There are also 127 biodigestors throughout the province that use animal waste from cows and pigs to produce methane. The methane is used to run lights or for cooking. Animals are not only being utilized for their waste, but also for transport. The 4,000 animal drawn carts transporting passengers, solid waste, and cargo throughout Granma save an estimated 5,900 metric tons of diesel per year.
Cuban environmental engineers are also experimenting with making biodiesel out of Jatropha curcas, a non-edible plant that grows in difficult terrain. There is currently a 20-acre Jatropha farm in Granma making biodiesel for the province’s tractors.
Educating the Future Generations
Granma province is home to the Camilo Cienfuegos School Complex (CECC), the first educational project built by the Cuban Revolution in 1962. The school complex, covering over 1,000 acres in the largest city of Granma province, was built for illiterate children of the Sierra Maestra Mountains, and currently has 5,000 students from preschool to pre-university, and even a pedagogical institution for those learning to be teachers. The campus showcases bioclimatic architecture, and one of the main focuses of the school is environmental education.
Schoolchildren throughout the island belong to school clubs, and many of the clubs at CECC are related to environmental issues and renewable energy. So many so that in 2003 the Center for Solar Studies was added to the school complex, which showcases solar photovoltaic panels, solar hot water systems, wind turbines, hydraulic ram pumps, biogas systems, and solar distillers, dryers, and cookers.
“We aspire to convert Granma into a province that is a model in everything related to solar energy, as an example that the rest of the country can follow,” according to the president of the provincial assembly of people’s power in Granma province (equivalent to a city council). “We are required to create active environmentalists,” he wrote in Cuba’s renewable energy magazine, “citizens who are not only concerned but who also address environmental problems closely related to energy use and who contribute to their solution—from children in small, rural schools, to residents of a neighborhood affected by pollution, to workers demanding the elimination of violations of environmental regulations.”

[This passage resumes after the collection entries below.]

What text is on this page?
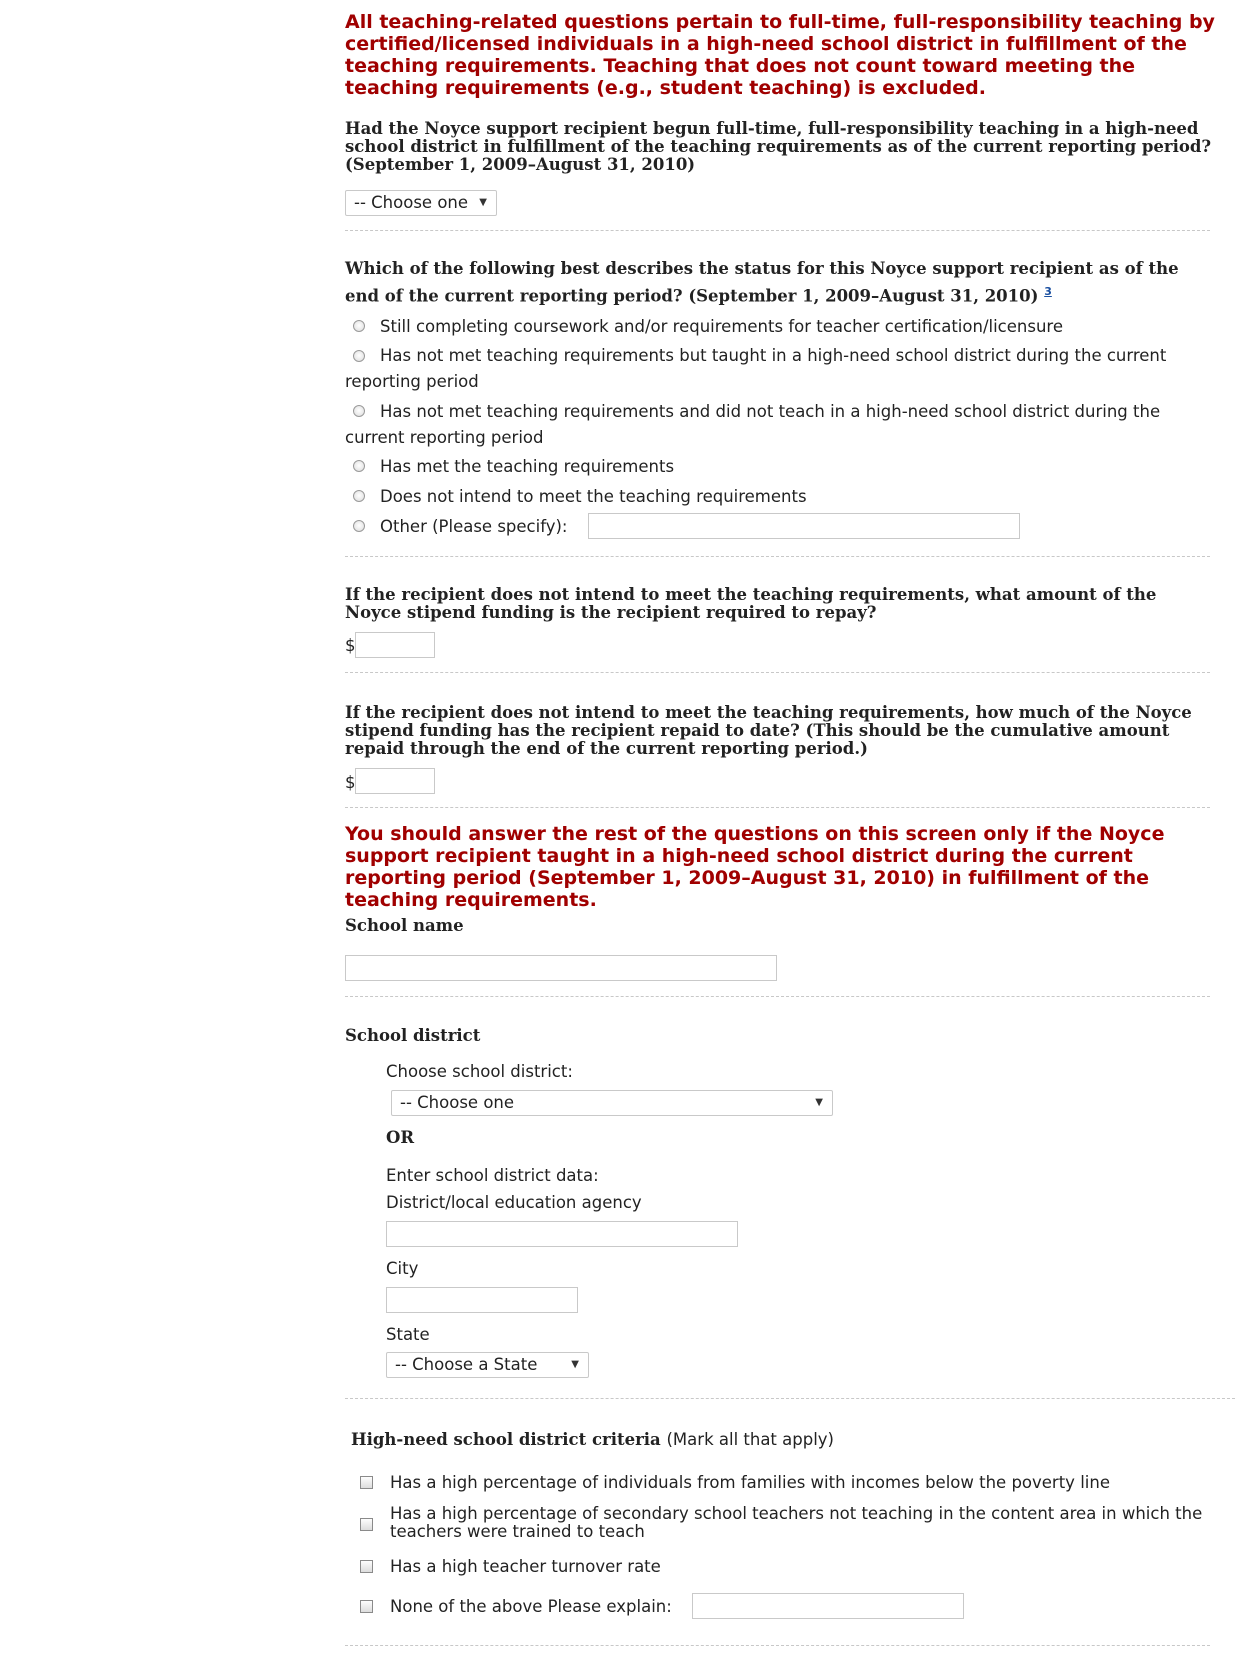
All teaching-related questions pertain to full-time, full-responsibility teaching by certified/licensed individuals in a high-need school district in fulfillment of the teaching requirements. Teaching that does not count toward meeting the teaching requirements (e.g., student teaching) is excluded.
Had the Noyce support recipient begun full-time, full-responsibility teaching in a high-need school district in fulfillment of the teaching requirements as of the current reporting period? (September 1, 2009–August 31, 2010)
-- Choose one ▼
Which of the following best describes the status for this Noyce support recipient as of the end of the current reporting period? (September 1, 2009–August 31, 2010) $^3$
Still completing coursework and/or requirements for teacher certification/licensure
Has not met teaching requirements but taught in a high-need school district during the current
reporting period
Has not met teaching requirements and did not teach in a high-need school district during the
current reporting period
Has met the teaching requirements
Does not intend to meet the teaching requirements
Other (Please specify):
If the recipient does not intend to meet the teaching requirements, what amount of the Noyce stipend funding is the recipient required to repay?
$
If the recipient does not intend to meet the teaching requirements, how much of the Noyce stipend funding has the recipient repaid to date? (This should be the cumulative amount repaid through the end of the current reporting period.)
$
You should answer the rest of the questions on this screen only if the Noyce support recipient taught in a high-need school district during the current reporting period (September 1, 2009–August 31, 2010) in fulfillment of the teaching requirements.
School name
School district
Choose school district:
-- Choose one	▼
OR
Enter school district data:
District/local education agency
City
State
-- Choose a State	▼
High-need school district criteria (Mark all that apply)
Has a high percentage of individuals from families with incomes below the poverty line
Has a high percentage of secondary school teachers not teaching in the content area in which the
teachers were trained to teach
Has a high teacher turnover rate
None of the above Please explain:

Granma province is well on its way to achieving its goal and becoming a 100-percent renewable province. For the entire island to reach its goal of 24 percent renewable by 2030, it plans to add 640 MW of wind, 700 MW of PV, and 750 MW of biomass to its mix. While some of these projects will by 100-percent Cuban owned, the island will be looking for over $9 billion in foreign investment for over 200 new renewable energy projects. Time will tell if President Obama’s historic phone call with Raul Castro opened new doors to help make that renewable energy transition happen.